The borax boom took place at the same time the B&V was under discussion. I assume that if the railroad had been built, borax would have become an important source of traffic; and with improved transportation, the mines would have stayed profitable and in operation longer. In my HO scale track plans, there’s a standard gauge branch from Lockwood (which I envision as being a few miles west of the borax mines, closer to a direct route to the Cuyama drainage) to the mines.
In a different alternate universe, this becomes a narrow-gauge line that interchanges with the B&V at Lockwood and continues beyond Stauffer to serve other customers – The Lockwood & San Emigdio.
There is other potential traffic for the railroad. A few miles east of Stauffer there is a quarrying operation, run by a company called Armalite but known to old-timers as Ridgelite. Among other products, it produces “rotary mud” used in the oil fields. Production reportedly began in the late 1930s, so it’s entirely logical that if the L&SE was still in operation by the ‘30s, this would have been a major source of revenue, hauling drilling mud to the oil fields in Ventura County and the south end of the Central Valley. Maybe enough so that the line would have been standard gauged to avoid transhipping the product at Lockwood.
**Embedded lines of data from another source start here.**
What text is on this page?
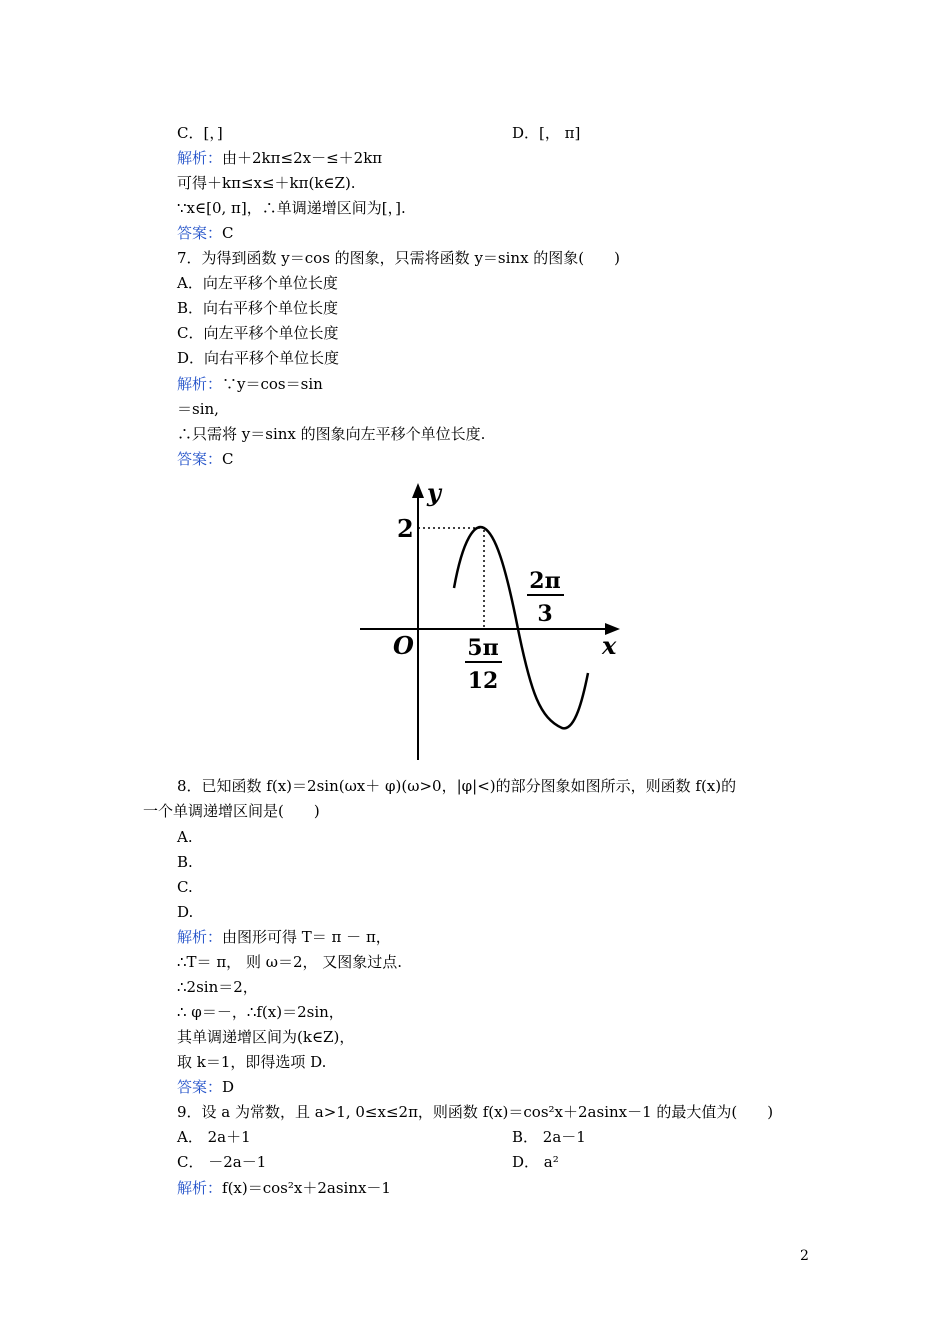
C．[，]	D．[， π]
解析：由＋2kπ≤2x－≤＋2kπ
可得＋kπ≤x≤＋kπ(k∈Z).
∵x∈[0, π]，∴单调递增区间为[，].
答案：C
7．为得到函数 y＝cos 的图象，只需将函数 y＝sinx 的图象(　　)
A．向左平移个单位长度
B．向右平移个单位长度
C．向左平移个单位长度
D．向右平移个单位长度
解析：∵y＝cos＝sin
＝sin,
∴只需将 y＝sinx 的图象向左平移个单位长度.
答案：C
y
x
O
2
5π
12
2π
3
8．已知函数 f(x)＝2sin(ωx＋ φ)(ω>0，|φ|<)的部分图象如图所示，则函数 f(x)的
一个单调递增区间是(　　)
A.
B.
C.
D.
解析：由图形可得 T＝ π － π，
∴T＝ π， 则 ω＝2， 又图象过点.
∴2sin＝2，
∴ φ＝－，∴f(x)＝2sin，
其单调递增区间为(k∈Z)，
取 k＝1，即得选项 D.
答案：D
9．设 a 为常数，且 a>1, 0≤x≤2π，则函数 f(x)＝cos²x＋2asinx－1 的最大值为(　　)
A． 2a＋1	B． 2a－1
C． －2a－1	D． a²
解析：f(x)＝cos²x＋2asinx－1
2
That’s more or less the situation in the HO standard gauge track plans for the Bakersfield & Ventura.
I imagine the narrow gauge L&SE following more or less along Lockwood Valley Road past the mines at Stauffer and the Ridgelite plant, through Cuddy Valley, where an early family of settlers still raises cattle, past the current community of Lake of the Woods, then north through Pinon Pines and Pine Mountain Club, ending at Mil Potreo. There were some small gold mines in this area that might have warranted a spur and an ore loading bin; and of course there was the antimony mill near Pine Mountain Club. Mil Potrero at the end of the line was the site of a lumber mill.
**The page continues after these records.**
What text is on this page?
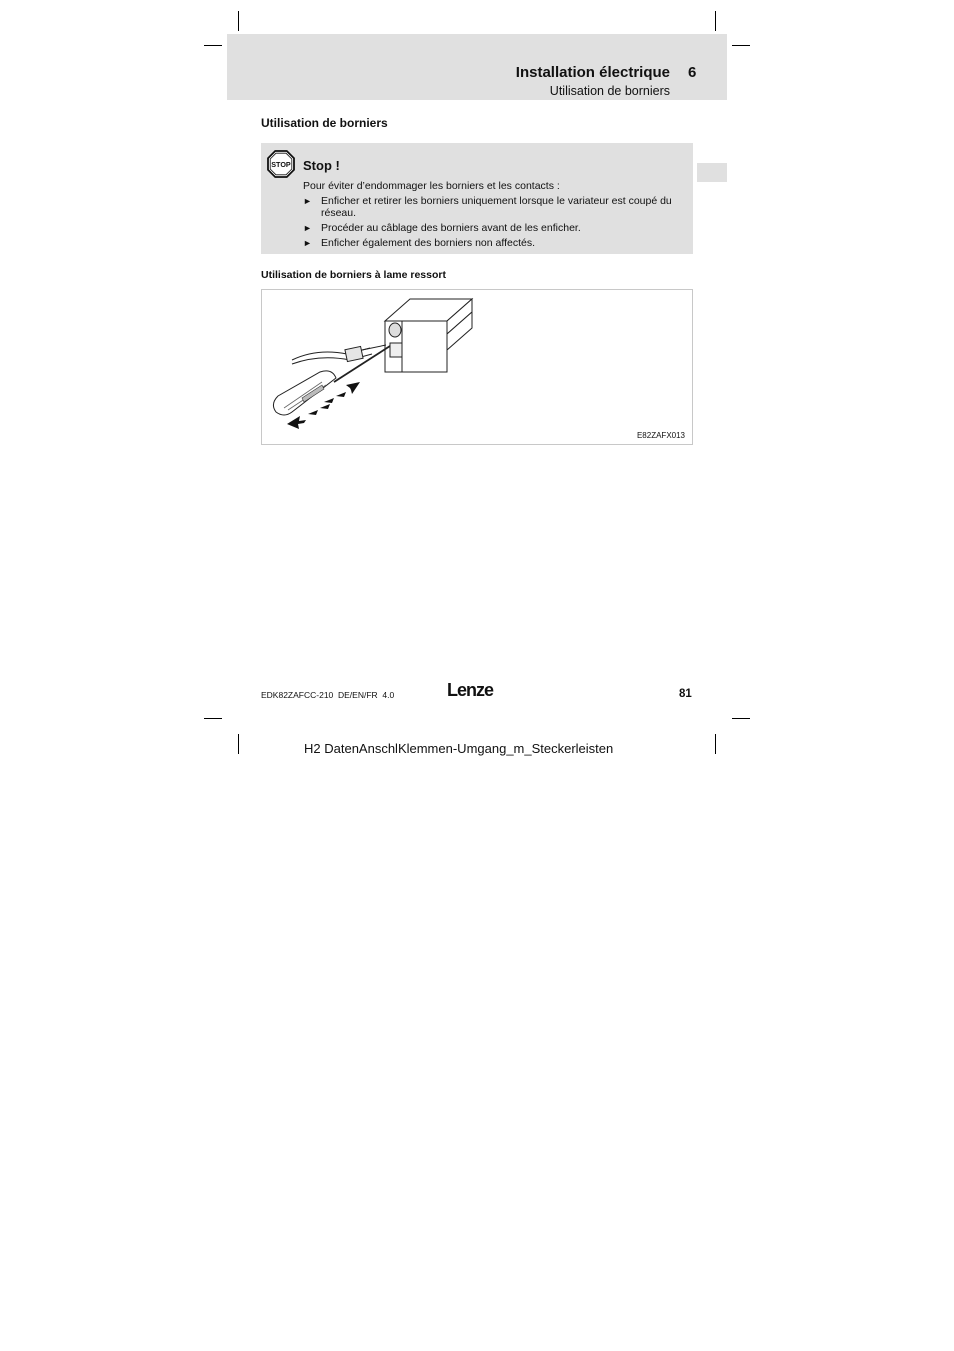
Installation électrique 6
Utilisation de borniers
Utilisation de borniers
STOP Stop !
Pour éviter d’endommager les borniers et les contacts :
► Enficher et retirer les borniers uniquement lorsque le variateur est coupé du réseau.
► Procéder au câblage des borniers avant de les enficher.
► Enficher également des borniers non affectés.
Utilisation de borniers à lame ressort
E82ZAFX013
EDK82ZAFCC-210  DE/EN/FR  4.0	Lenze	81
H2 DatenAnschlKlemmen-Umgang_m_Steckerleisten
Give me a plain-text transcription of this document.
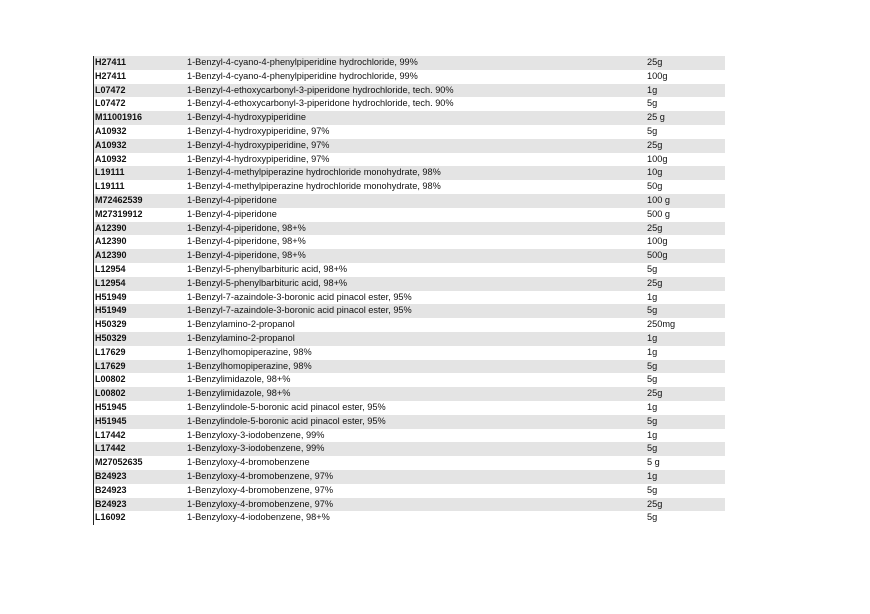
H27411	1-Benzyl-4-cyano-4-phenylpiperidine hydrochloride, 99%	25g
H27411	1-Benzyl-4-cyano-4-phenylpiperidine hydrochloride, 99%	100g
L07472	1-Benzyl-4-ethoxycarbonyl-3-piperidone hydrochloride, tech. 90%	1g
L07472	1-Benzyl-4-ethoxycarbonyl-3-piperidone hydrochloride, tech. 90%	5g
M11001916	1-Benzyl-4-hydroxypiperidine	25 g
A10932	1-Benzyl-4-hydroxypiperidine, 97%	5g
A10932	1-Benzyl-4-hydroxypiperidine, 97%	25g
A10932	1-Benzyl-4-hydroxypiperidine, 97%	100g
L19111	1-Benzyl-4-methylpiperazine hydrochloride monohydrate, 98%	10g
L19111	1-Benzyl-4-methylpiperazine hydrochloride monohydrate, 98%	50g
M72462539	1-Benzyl-4-piperidone	100 g
M27319912	1-Benzyl-4-piperidone	500 g
A12390	1-Benzyl-4-piperidone, 98+%	25g
A12390	1-Benzyl-4-piperidone, 98+%	100g
A12390	1-Benzyl-4-piperidone, 98+%	500g
L12954	1-Benzyl-5-phenylbarbituric acid, 98+%	5g
L12954	1-Benzyl-5-phenylbarbituric acid, 98+%	25g
H51949	1-Benzyl-7-azaindole-3-boronic acid pinacol ester, 95%	1g
H51949	1-Benzyl-7-azaindole-3-boronic acid pinacol ester, 95%	5g
H50329	1-Benzylamino-2-propanol	250mg
H50329	1-Benzylamino-2-propanol	1g
L17629	1-Benzylhomopiperazine, 98%	1g
L17629	1-Benzylhomopiperazine, 98%	5g
L00802	1-Benzylimidazole, 98+%	5g
L00802	1-Benzylimidazole, 98+%	25g
H51945	1-Benzylindole-5-boronic acid pinacol ester, 95%	1g
H51945	1-Benzylindole-5-boronic acid pinacol ester, 95%	5g
L17442	1-Benzyloxy-3-iodobenzene, 99%	1g
L17442	1-Benzyloxy-3-iodobenzene, 99%	5g
M27052635	1-Benzyloxy-4-bromobenzene	5 g
B24923	1-Benzyloxy-4-bromobenzene, 97%	1g
B24923	1-Benzyloxy-4-bromobenzene, 97%	5g
B24923	1-Benzyloxy-4-bromobenzene, 97%	25g
L16092	1-Benzyloxy-4-iodobenzene, 98+%	5g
L&SE #1, still lettered for her former owner, Pocahantas Lumber. |
I've always found narrow gauge railroads appealing, and have dabbled in HOn3 and HOn30 over the years, but found those gauges too small. When Bachmann came out with their reasonably priced line of On30 equipment I was intrigued, and I finally bought a few pieces of used equipment on eBay a few years back. I've repainted one of the ubiquitous Bachmann 2-6-0's for L&SE, along with a couple of passenger cars and so far, one gondola. I like the bulk of On30, and although prices have gone up quite a bit the last few years, I was fortunate to buy the 2-6-0, a Shay, and a 4-4-0 while they were still reasonably cheap; I have three or four boxcars, a couple of gondolas, and a flatcar, two passenger cars and a very nice side door caboose; I would need a few more freight cars, but not all that much. I'm quite tempted to build an On30 layout instead of HO.
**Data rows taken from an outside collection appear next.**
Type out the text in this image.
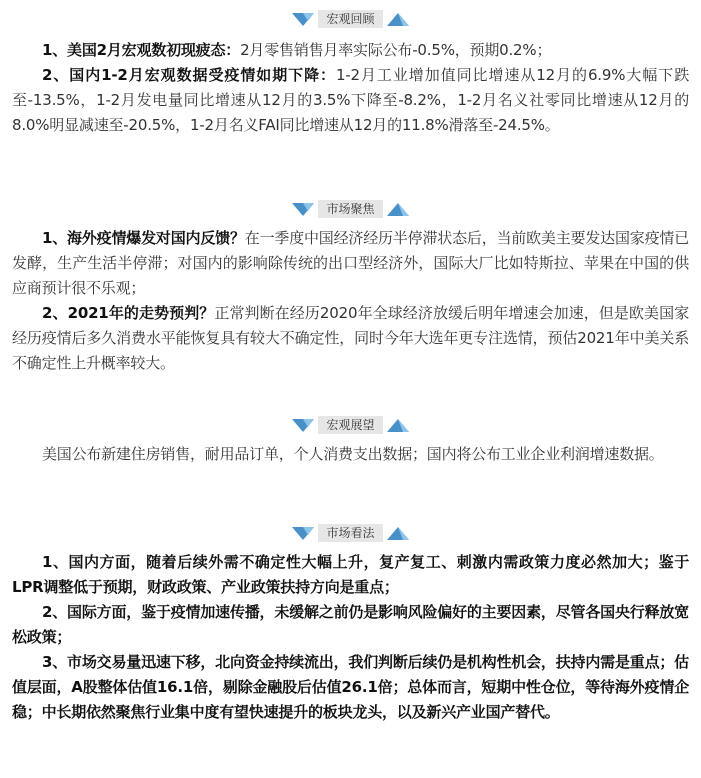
宏观回顾

1、美国2月宏观数初现疲态：2月零售销售月率实际公布-0.5%，预期0.2%；

2、国内1-2月宏观数据受疫情如期下降：1-2月工业增加值同比增速从12月的6.9%大幅下跌至-13.5%，1-2月发电量同比增速从12月的3.5%下降至-8.2%，1-2月名义社零同比增速从12月的8.0%明显减速至-20.5%，1-2月名义FAI同比增速从12月的11.8%滑落至-24.5%。

市场聚焦

1、海外疫情爆发对国内反馈？在一季度中国经济经历半停滞状态后，当前欧美主要发达国家疫情已发酵，生产生活半停滞；对国内的影响除传统的出口型经济外，国际大厂比如特斯拉、苹果在中国的供应商预计很不乐观；

2、2021年的走势预判？正常判断在经历2020年全球经济放缓后明年增速会加速，但是欧美国家经历疫情后多久消费水平能恢复具有较大不确定性，同时今年大选年更专注选情，预估2021年中美关系不确定性上升概率较大。

宏观展望

美国公布新建住房销售，耐用品订单，个人消费支出数据；国内将公布工业企业利润增速数据。

市场看法

1、国内方面，随着后续外需不确定性大幅上升，复产复工、刺激内需政策力度必然加大；鉴于LPR调整低于预期，财政政策、产业政策扶持方向是重点；

2、国际方面，鉴于疫情加速传播，未缓解之前仍是影响风险偏好的主要因素，尽管各国央行释放宽松政策；

3、市场交易量迅速下移，北向资金持续流出，我们判断后续仍是机构性机会，扶持内需是重点；估值层面，A股整体估值16.1倍，剔除金融股后估值26.1倍；总体而言，短期中性仓位，等待海外疫情企稳；中长期依然聚焦行业集中度有望快速提升的板块龙头，以及新兴产业国产替代。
4-4-0 #3 still lacks lettering. |
Any of my Bakerfield & Ventura track plans would work equally well in On30; here's one of them, tweaked just a little:
In the Model Railroad Planning Annual 2016 that I just picked up (because it has an article about a layout based on the B&V) there is an article by a modeler who switched from HO to On3. He pointed out that we think of O Scale as being twice as big as HO, but that's incorrect -- because it's in three dimensions. So an O Scale building takes up not twice, but four times the footprint of HO: It's twice as long and twice as wide. And also twice as high, so it's eight times the volume. The picture shows a cardboard mockup I did of an ore bin, and it looks huge compared to one I built in HO years ago (Okay, you can't really tell in the picture, but trust me, it's big. If I can find the HO version I'll take another picture of them side by side so you can see the difference.). So that's another planning consideration -- when I allow space for the town of Lockwood, what would be enough room for a decent-size village in HO will be maybe two or three buildings in O Scale.